Продвижение идеологемы „Православие, Самодержавие, Народность“ сопутствует идеализации российской монархии и восхвалению имперского мировоззрения. Под давлением пропаганды российский общественный дискурс всё больше сдвигается в правый политический угол, к идее абсолютизма.
Под властью единороссов отличительными особенностями публичных дискуссий стали ярый антиинтеллектуализм, великодержавный шовинизм и ненависть ко всему прогрессивному. Ультраконсервативное отношение к прошлому и мракобесие, насаждаемые прокремлёвскими партиями и клерикалами в обществе, демонтируют останки модернизации. Они также внушают социальный конформизм и категорическое отрицание демократической парадигмы.

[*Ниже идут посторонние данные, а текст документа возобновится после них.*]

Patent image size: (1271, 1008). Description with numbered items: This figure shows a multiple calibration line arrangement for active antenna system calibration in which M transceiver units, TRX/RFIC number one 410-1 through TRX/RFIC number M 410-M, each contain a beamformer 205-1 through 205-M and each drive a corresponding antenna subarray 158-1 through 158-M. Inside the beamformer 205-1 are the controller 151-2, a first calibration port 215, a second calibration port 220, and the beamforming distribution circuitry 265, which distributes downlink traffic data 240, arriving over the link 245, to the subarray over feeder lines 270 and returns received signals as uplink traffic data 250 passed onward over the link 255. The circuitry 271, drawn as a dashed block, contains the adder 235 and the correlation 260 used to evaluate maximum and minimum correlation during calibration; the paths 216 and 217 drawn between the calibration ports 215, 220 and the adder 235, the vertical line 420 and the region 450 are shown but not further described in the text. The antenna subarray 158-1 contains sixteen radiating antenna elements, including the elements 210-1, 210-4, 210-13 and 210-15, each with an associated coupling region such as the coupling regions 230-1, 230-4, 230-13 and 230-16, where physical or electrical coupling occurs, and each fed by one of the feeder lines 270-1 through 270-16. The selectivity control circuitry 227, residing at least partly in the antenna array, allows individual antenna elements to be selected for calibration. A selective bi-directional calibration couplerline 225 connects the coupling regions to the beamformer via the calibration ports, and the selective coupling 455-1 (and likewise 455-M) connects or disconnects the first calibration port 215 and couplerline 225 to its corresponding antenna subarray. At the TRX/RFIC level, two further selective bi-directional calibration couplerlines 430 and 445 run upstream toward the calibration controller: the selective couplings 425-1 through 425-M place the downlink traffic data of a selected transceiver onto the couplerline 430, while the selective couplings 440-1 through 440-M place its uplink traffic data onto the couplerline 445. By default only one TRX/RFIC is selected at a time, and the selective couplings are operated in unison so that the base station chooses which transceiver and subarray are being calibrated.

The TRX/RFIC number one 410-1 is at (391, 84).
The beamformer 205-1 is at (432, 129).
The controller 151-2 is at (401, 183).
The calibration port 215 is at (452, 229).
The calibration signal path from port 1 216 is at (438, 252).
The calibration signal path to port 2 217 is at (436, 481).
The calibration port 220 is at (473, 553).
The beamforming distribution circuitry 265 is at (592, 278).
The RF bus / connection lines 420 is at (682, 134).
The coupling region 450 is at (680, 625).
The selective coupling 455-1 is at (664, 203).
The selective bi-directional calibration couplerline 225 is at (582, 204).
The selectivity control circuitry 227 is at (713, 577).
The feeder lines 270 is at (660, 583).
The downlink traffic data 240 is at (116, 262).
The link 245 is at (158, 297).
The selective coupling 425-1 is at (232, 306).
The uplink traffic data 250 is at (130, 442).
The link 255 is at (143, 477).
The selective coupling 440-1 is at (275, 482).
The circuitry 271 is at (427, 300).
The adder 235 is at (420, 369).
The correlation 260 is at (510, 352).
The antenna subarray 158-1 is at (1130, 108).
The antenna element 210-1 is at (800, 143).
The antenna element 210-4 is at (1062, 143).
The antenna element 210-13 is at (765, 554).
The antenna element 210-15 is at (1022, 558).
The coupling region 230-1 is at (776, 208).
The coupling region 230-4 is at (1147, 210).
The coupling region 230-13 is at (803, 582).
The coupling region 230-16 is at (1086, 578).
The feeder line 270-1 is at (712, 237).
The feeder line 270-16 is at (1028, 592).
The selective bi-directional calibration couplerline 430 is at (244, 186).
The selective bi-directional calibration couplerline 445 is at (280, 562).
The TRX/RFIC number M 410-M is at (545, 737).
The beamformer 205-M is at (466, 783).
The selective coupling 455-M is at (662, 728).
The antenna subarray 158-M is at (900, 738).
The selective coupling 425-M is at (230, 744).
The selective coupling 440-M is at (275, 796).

Достаточно вспомнить, как осенью 2013 года группа историков и общественных деятелей обратилась к министру культуры России В. Р. Мединскому и директору Государственной Третьяковской галереи с просьбой убрать в запасники знаменитую картину Ильи Репина „Иван Грозный и сын его Иван 16 ноября 1581 года.“ По словам квасных патриотов, в замечательном собрании галереи был „ряд картин, содержащих клевету на русский народ, на русское государство, на русских благочестивых Царей и Цариц.“[35]
Прежде всего, для авторов обращения речь шла о „мерзкой, клеветнической и ложной“ картине Репина. Реакционеры потребовали, чтобы талантливая картина „перестала оскорблять патриотические чувства русских людей, любящих и ценящих своих предков и выражающих им благодарность за создание великой могучей державы – Русского Православного Царства.“[36]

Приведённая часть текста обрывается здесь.